Last year, Amazon provided the data from a suspect’s Echo to police who were investigating the murder of his friend. While Alexa is programmed to record only after she’s given her keyword, the devices “often record accidentally in response to non-keywords,” according to Business Insider. Brrrrr. Oh, and Business Insider also says that Echo devices “record audio from a few seconds before, during and after” hearing one of these keywords. Which, um — HOW THE HELL DOES IT KNOW TO START RECORDING BEFORE IT HEARS THE KEYWORD, HUH? How does it do that?!? Alexa is recording all the time. I know she is. I feel it in my bones. Wasn’t I gob-smacked when, a few days after Doug set Alexa up, he showed me the transcript on his phone of everything we’d said to her so far — including a couple of sick jokes our son had made about suicide?

I don’t think I’d worry about this Big Brother Is Listening stuff so much if I felt more secure about democracy in the Age of Trump.

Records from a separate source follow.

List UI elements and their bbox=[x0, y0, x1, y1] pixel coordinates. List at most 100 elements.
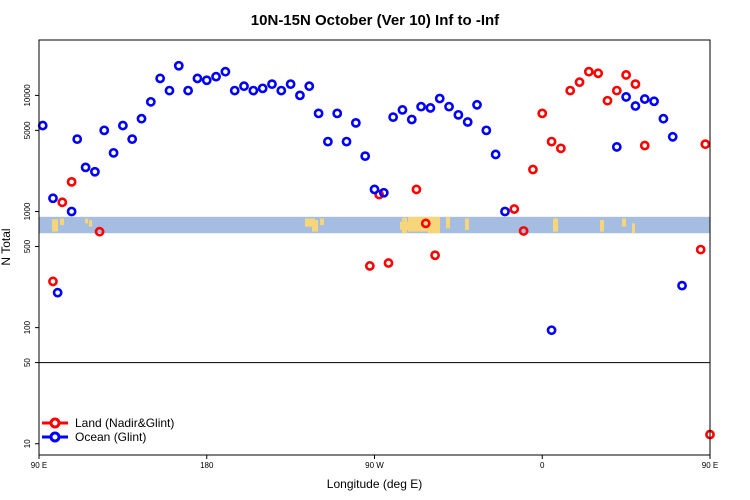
land-point bbox=[94, 226, 105, 237]
series-ocean bbox=[37, 60, 687, 336]
ocean-point bbox=[127, 134, 138, 145]
y-tick-label: 100 bbox=[23, 320, 32, 334]
ocean-point bbox=[239, 81, 249, 92]
land-point bbox=[518, 226, 529, 236]
ocean-point bbox=[658, 113, 669, 124]
ocean-point bbox=[630, 101, 641, 111]
ocean-point bbox=[500, 206, 510, 217]
x-tick-label: 90 E bbox=[31, 461, 47, 470]
ocean-point bbox=[397, 105, 408, 115]
ocean-point bbox=[276, 85, 287, 96]
map-strip-land bbox=[305, 218, 315, 227]
land-point bbox=[383, 258, 394, 268]
map-strip-land bbox=[446, 216, 450, 229]
x-tick-label: 180 bbox=[200, 461, 214, 470]
y-tick-label: 500 bbox=[23, 239, 32, 253]
ocean-point bbox=[332, 108, 343, 119]
map-strip-land bbox=[622, 218, 626, 227]
land-point bbox=[639, 140, 650, 151]
ocean-point bbox=[677, 280, 687, 291]
ocean-point bbox=[667, 131, 678, 142]
ocean-point bbox=[481, 125, 492, 136]
ocean-point bbox=[304, 81, 315, 92]
map-strip-land bbox=[312, 220, 318, 232]
legend-ocean-marker bbox=[49, 431, 61, 443]
land-point bbox=[420, 218, 431, 229]
ocean-point bbox=[434, 93, 445, 104]
land-point bbox=[374, 189, 385, 200]
legend: Land (Nadir&Glint) Ocean (Glint) bbox=[42, 416, 174, 444]
map-strip-land bbox=[60, 218, 64, 226]
x-tick-label: 0 bbox=[540, 461, 545, 470]
ocean-point bbox=[360, 151, 371, 162]
y-tick-label: 50 bbox=[23, 358, 32, 367]
map-strip-land bbox=[320, 218, 324, 226]
data-points bbox=[37, 60, 715, 440]
map-strip-land bbox=[465, 218, 469, 230]
ocean-point bbox=[425, 103, 436, 113]
ocean-point bbox=[72, 134, 83, 145]
ocean-point bbox=[229, 85, 240, 96]
ocean-point bbox=[248, 85, 259, 96]
ocean-point bbox=[257, 83, 268, 94]
ocean-point bbox=[462, 117, 473, 127]
ocean-point bbox=[444, 101, 454, 112]
ocean-point bbox=[639, 94, 650, 104]
land-point bbox=[574, 77, 585, 88]
map-strip-land bbox=[89, 220, 92, 227]
x-tick-label: 90 E bbox=[702, 461, 718, 470]
ocean-point bbox=[211, 71, 221, 82]
ocean-point bbox=[155, 73, 166, 84]
ocean-point bbox=[220, 66, 231, 77]
land-point bbox=[537, 108, 548, 119]
ocean-point bbox=[546, 325, 557, 336]
ocean-point bbox=[48, 193, 58, 204]
ocean-point bbox=[90, 166, 100, 177]
land-point bbox=[48, 276, 58, 287]
land-point bbox=[583, 66, 594, 77]
ocean-point bbox=[136, 113, 147, 124]
ocean-point bbox=[80, 162, 91, 173]
map-strip-land bbox=[85, 218, 88, 224]
x-axis-label: Longitude (deg E) bbox=[327, 477, 422, 491]
land-point bbox=[555, 143, 566, 154]
ocean-point bbox=[323, 136, 333, 147]
ocean-point bbox=[108, 147, 119, 158]
ocean-point bbox=[99, 125, 110, 136]
y-tick-label: 10000 bbox=[23, 84, 32, 107]
ocean-point bbox=[295, 90, 305, 101]
y-tick-label: 10 bbox=[23, 439, 32, 448]
land-point bbox=[546, 136, 557, 147]
land-point bbox=[565, 85, 576, 96]
land-point bbox=[364, 261, 375, 271]
land-point bbox=[66, 176, 77, 187]
land-point bbox=[593, 68, 604, 79]
land-point bbox=[630, 79, 641, 90]
ocean-point bbox=[313, 108, 324, 119]
land-point bbox=[528, 164, 538, 175]
land-point bbox=[611, 85, 622, 96]
ocean-point bbox=[649, 96, 659, 107]
land-point bbox=[602, 95, 613, 106]
ocean-point bbox=[173, 60, 184, 71]
ocean-point bbox=[350, 117, 361, 128]
ocean-point bbox=[341, 136, 352, 147]
ocean-point bbox=[472, 99, 482, 110]
ocean-point bbox=[378, 187, 389, 198]
map-strip-ocean bbox=[39, 216, 710, 234]
ocean-point bbox=[52, 287, 63, 298]
ocean-point bbox=[66, 206, 77, 217]
legend-land-marker bbox=[49, 417, 61, 429]
ocean-point bbox=[369, 184, 380, 195]
land-point bbox=[695, 244, 706, 255]
land-point bbox=[411, 184, 422, 195]
ocean-point bbox=[183, 85, 194, 96]
ocean-point bbox=[192, 73, 203, 84]
map-strip-land bbox=[52, 219, 58, 232]
y-tick-label: 5000 bbox=[23, 121, 32, 139]
land-point bbox=[700, 139, 711, 150]
ocean-point bbox=[490, 149, 501, 160]
ocean-point bbox=[406, 114, 417, 125]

I suppose it’s nice that Alexa can play practically any song I ask her to, or that she’ll queue up medleys based on my prior choices. But I don’t use Sirius. I don’t even play CDs on my (lengthy) daily commute. I punch the preset buttons on my car radio and see what serendipity lands on. This makes Jake crazy. “Wouldn’t it be amazing,” he began in his sarcastic-wonder voice the last time we were in the car together and I went through the sequence of buttons without happening on a favorite, “if there were some way to get the radio to play music you really like?” He just doesn’t get that the unexpected elation of happening upon A-ha’s “Take On Me” makes all the dreck worthwhile.

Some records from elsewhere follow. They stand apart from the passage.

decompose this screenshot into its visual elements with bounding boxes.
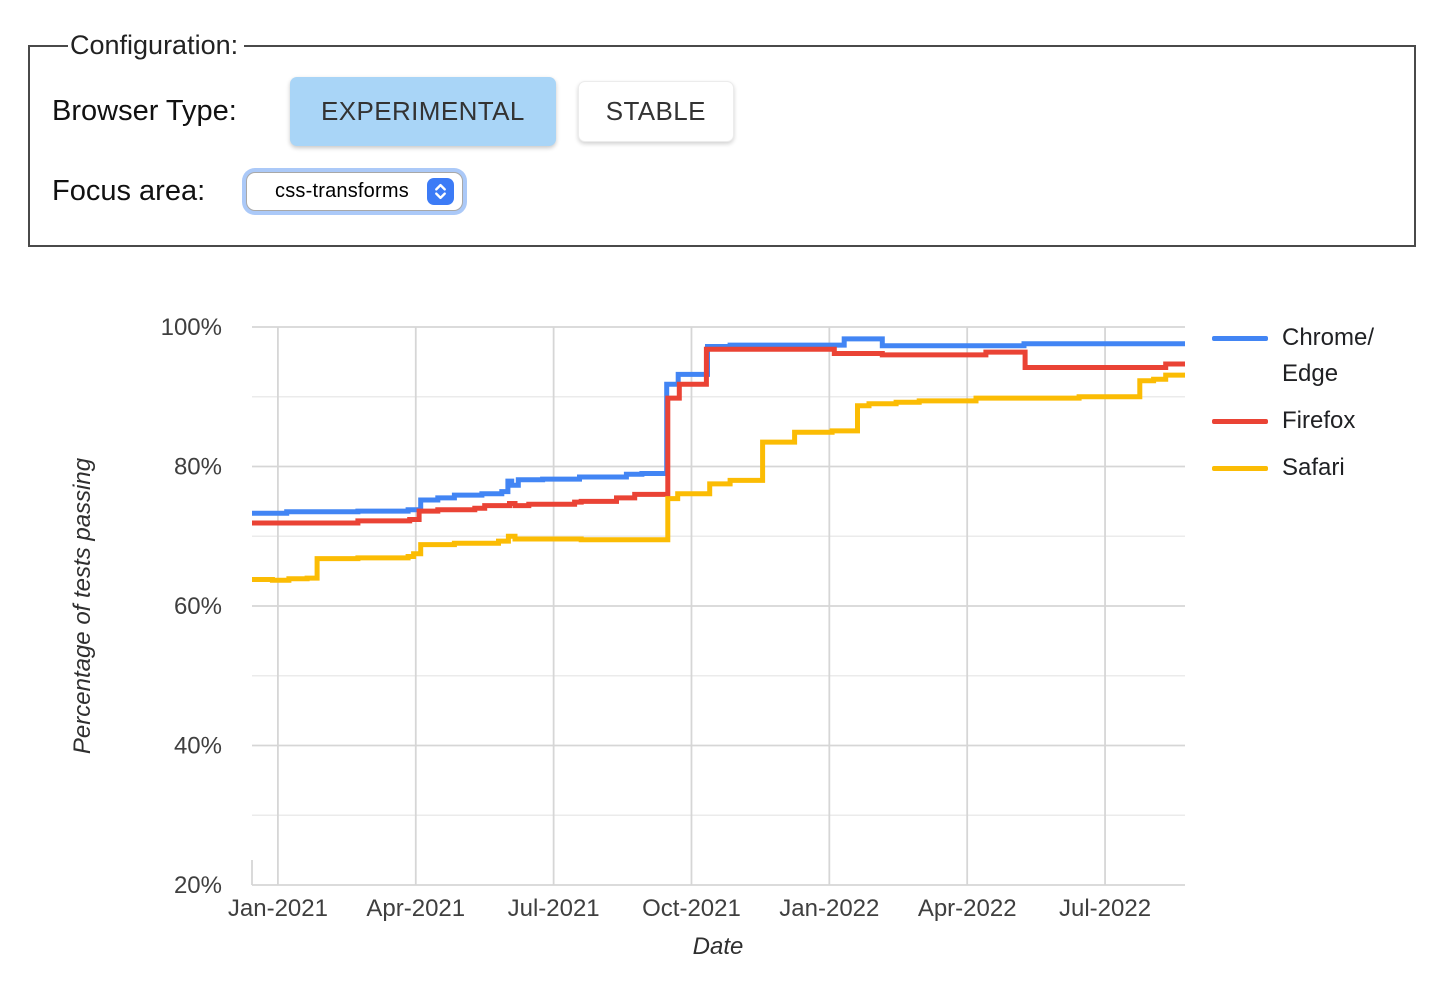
- x-tick-label: Jan-2021: [228, 895, 328, 922]
- legend-label: Safari: [1282, 454, 1345, 481]
- y-tick-label: 100%: [161, 314, 222, 341]
- x-tick-label: Jul-2022: [1059, 895, 1151, 922]
- x-tick-label: Jul-2021: [508, 895, 600, 922]
- y-axis-tick-labels: 20% 40% 60% 80% 100%: [161, 314, 222, 899]
- x-axis-title: Date: [693, 933, 744, 960]
- configuration-panel: Configuration: Browser Type: EXPERIMENTA…: [28, 30, 1416, 247]
- configuration-legend: Configuration:: [70, 30, 239, 60]
- browser-type-label: Browser Type:: [52, 95, 237, 127]
- browser-type-row: Browser Type: EXPERIMENTAL STABLE: [52, 77, 1394, 146]
- legend-swatch: [1212, 466, 1268, 471]
- series-line-chrome-edge: [252, 336, 1185, 516]
- legend-item-safari: Safari: [1212, 450, 1374, 486]
- x-axis-tick-labels: Jan-2021 Apr-2021 Jul-2021 Oct-2021 Jan-2022…: [228, 895, 1151, 922]
- focus-area-row: Focus area: css-transforms: [52, 172, 1394, 211]
- focus-area-label: Focus area:: [52, 175, 206, 207]
- legend-label: Firefox: [1282, 407, 1356, 434]
- legend-item-firefox: Firefox: [1212, 403, 1374, 439]
- legend-item-chrome-edge: Chrome/ Edge: [1212, 320, 1374, 392]
- series-line-firefox: [252, 346, 1185, 526]
- y-axis-title: Percentage of tests passing: [69, 457, 96, 754]
- legend-swatch: [1212, 336, 1268, 341]
- y-tick-label: 60%: [174, 593, 222, 620]
- experimental-button[interactable]: EXPERIMENTAL: [290, 77, 556, 146]
- x-tick-label: Apr-2021: [366, 895, 465, 922]
- stable-button[interactable]: STABLE: [577, 81, 734, 142]
- chart-container: 20% 40% 60% 80% 100% Jan-2021 Apr-2021 Jul-202…: [0, 304, 1440, 972]
- x-tick-label: Oct-2021: [642, 895, 741, 922]
- y-tick-label: 80%: [174, 454, 222, 481]
- major-gridlines: [252, 326, 1185, 886]
- line-chart: 20% 40% 60% 80% 100% Jan-2021 Apr-2021 Jul-202…: [69, 314, 1185, 960]
- x-tick-label: Apr-2022: [918, 895, 1017, 922]
- x-tick-label: Jan-2022: [779, 895, 879, 922]
- y-tick-label: 40%: [174, 733, 222, 760]
- series-line-safari: [252, 372, 1185, 583]
- focus-area-selected-value: css-transforms: [275, 180, 409, 202]
- chart-legend: Chrome/ Edge Firefox Safari: [1212, 320, 1374, 497]
- vertical-gridlines: [251, 327, 1106, 885]
- focus-area-select[interactable]: css-transforms: [246, 172, 463, 211]
- select-stepper-icon: [426, 178, 454, 205]
- legend-label: Chrome/ Edge: [1282, 324, 1375, 387]
- y-tick-label: 20%: [174, 872, 222, 899]
- legend-swatch: [1212, 419, 1268, 424]
- series-lines: [252, 336, 1185, 583]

That’s what concerns me — the illusion of control Alexa gives her users. All her bells and whistles boil down, like so much of modern life, to distractions — hey Ma, look at me, ordering groceries with no hands! No matter how smart and interconnected you and your home and your friends are — even if Alexa can reach down and clip your toenails — life’s going to come at you. There’s going to be stuff her humble, helpful, enthusiastic responses can’t cover — a lot of stuff. She can’t teach your children about empathy, or comfort your spouse when he’s worried he’ll lose his job, or hold your dying mother’s hand. Theoretically, she should be freeing up more time for us to spend with one another. Instead, she’s freeing us up to watch more YouTube videos of otters and plug “Omarosa” into search engines.

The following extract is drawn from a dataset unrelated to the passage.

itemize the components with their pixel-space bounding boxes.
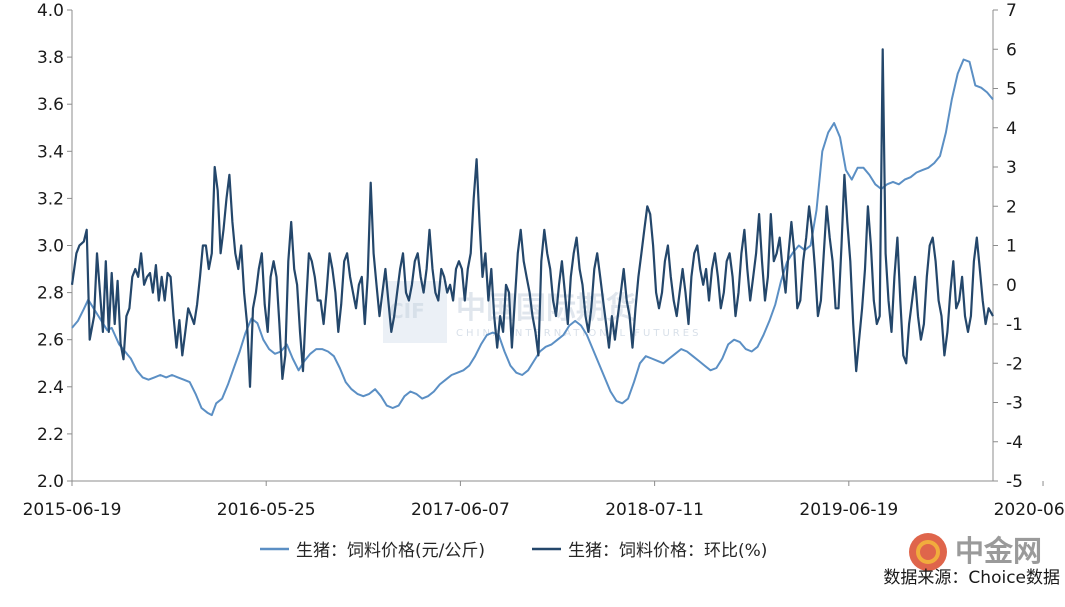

The world is spinning faster and faster. I get that. It’s harder to keep up; I feel it every day. But there’s nothing Alexa can do for me that there aren’t other ways of doing — ones that let me stretch my legs while I’m at it. So there she sits in the corner, unloved and unused. Amazon must be very disappointed in her. I hope she isn’t depressed.

Published as “Alexa. That Bitch.” in the March 2018 issue of Philadelphia magazine.